SCHOOL OF MATHEMATICS RM 135
Erastus Kimani Ndekele presented his PhD proposal on: Initial Surplus for Captive Insurers based on Classical Risk Models to the School of Mathematics academic board. The boards mandate is to ensure that the candidate’s proposals are in line with the approved University guidelines on the awarding of Doctor of Philosophy Degrees. Mr Ndekele graduated from the School of Mathematics in 2015 with master’s degree in Actuarial science. His thesis during his master’s studies was on: Determination of Minimum Initial Capital Using the Cramer-Lundberg Model and Discrete Time Bisection Ruin.

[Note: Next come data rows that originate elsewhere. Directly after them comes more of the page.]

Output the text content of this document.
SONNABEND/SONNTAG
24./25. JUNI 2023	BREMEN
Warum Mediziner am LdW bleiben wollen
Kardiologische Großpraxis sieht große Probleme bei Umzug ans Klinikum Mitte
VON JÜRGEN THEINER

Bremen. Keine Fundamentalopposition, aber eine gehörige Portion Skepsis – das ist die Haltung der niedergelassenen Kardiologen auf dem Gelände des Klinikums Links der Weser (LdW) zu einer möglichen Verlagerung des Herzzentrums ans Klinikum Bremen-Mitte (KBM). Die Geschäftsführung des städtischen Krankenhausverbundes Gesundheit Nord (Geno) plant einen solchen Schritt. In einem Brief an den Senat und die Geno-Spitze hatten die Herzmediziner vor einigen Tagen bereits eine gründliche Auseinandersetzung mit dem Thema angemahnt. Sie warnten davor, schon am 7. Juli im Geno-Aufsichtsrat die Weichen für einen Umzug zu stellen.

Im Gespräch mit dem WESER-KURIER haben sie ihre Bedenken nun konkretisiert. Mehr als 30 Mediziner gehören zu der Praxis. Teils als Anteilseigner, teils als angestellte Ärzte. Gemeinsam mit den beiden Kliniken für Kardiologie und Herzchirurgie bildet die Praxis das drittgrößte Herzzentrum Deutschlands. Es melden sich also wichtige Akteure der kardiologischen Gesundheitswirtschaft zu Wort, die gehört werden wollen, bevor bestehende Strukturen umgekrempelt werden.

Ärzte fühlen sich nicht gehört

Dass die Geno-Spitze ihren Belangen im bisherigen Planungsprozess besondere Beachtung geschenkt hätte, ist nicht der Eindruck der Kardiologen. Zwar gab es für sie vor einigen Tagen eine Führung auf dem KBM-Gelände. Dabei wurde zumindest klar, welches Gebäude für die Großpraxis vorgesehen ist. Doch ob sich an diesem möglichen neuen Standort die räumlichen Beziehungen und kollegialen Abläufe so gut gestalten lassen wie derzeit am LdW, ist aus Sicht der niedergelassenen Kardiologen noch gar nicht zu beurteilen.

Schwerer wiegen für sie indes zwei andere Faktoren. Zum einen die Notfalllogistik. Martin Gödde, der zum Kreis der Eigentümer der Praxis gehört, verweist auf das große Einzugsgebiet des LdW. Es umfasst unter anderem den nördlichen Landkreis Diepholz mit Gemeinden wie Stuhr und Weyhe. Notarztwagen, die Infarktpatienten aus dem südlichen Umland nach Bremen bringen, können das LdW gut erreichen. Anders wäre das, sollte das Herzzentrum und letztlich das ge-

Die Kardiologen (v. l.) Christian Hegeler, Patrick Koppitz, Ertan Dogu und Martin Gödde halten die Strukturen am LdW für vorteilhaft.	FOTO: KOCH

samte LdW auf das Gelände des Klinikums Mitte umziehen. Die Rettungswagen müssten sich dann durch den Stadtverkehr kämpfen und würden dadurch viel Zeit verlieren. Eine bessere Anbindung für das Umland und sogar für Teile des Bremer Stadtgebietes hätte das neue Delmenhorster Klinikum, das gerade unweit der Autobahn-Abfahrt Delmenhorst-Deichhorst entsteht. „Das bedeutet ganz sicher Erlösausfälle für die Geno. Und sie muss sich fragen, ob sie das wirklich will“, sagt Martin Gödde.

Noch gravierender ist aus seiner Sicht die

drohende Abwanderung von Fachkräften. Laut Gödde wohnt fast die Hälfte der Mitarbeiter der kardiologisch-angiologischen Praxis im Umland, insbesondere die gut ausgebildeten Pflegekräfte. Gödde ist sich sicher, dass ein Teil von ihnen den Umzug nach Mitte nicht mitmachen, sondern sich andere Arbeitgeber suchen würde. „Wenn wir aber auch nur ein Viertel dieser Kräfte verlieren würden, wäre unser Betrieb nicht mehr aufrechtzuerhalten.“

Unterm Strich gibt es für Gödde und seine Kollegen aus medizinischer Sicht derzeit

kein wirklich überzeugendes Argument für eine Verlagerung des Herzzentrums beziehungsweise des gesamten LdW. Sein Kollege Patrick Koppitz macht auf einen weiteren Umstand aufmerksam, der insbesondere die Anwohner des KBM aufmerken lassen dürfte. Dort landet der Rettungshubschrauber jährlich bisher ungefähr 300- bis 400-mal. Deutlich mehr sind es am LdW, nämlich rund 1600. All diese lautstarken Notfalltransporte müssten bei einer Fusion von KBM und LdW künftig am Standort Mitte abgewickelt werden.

Initial Surplus for Captive Insurers based on Classical Risk Models
Capital adequacy and proper governance practices are among the most important issues in risk management. This thesis proposes to address the issue of capital adequacy in the frame of ruin theory by extending the work by Intarasit, Chuarkham, and Sattayatham, 2013 to include fixed income as well and level dependent premium income. The model based on ruin probability is deemed to be better suited to a captive insurer, rather than a traditional insurer, as the theory of economic agents struggling to attain Pareto equilibrium may not apply to a captive. The thesis thus looks at adding asset returns and relaxing various assumptions of the classical risk process, and, obtaining the initial surplus for the new models. The assumption of constant premium income rate will be replaced by premiums that depend on the amount of surplus at a given time and also, with a stochastic premium. The thesis also proposes to look at the omega model which introduces a bankruptcy function to the risk process. This bankruptcy function however, is that of the parent company and not of the captive insurer.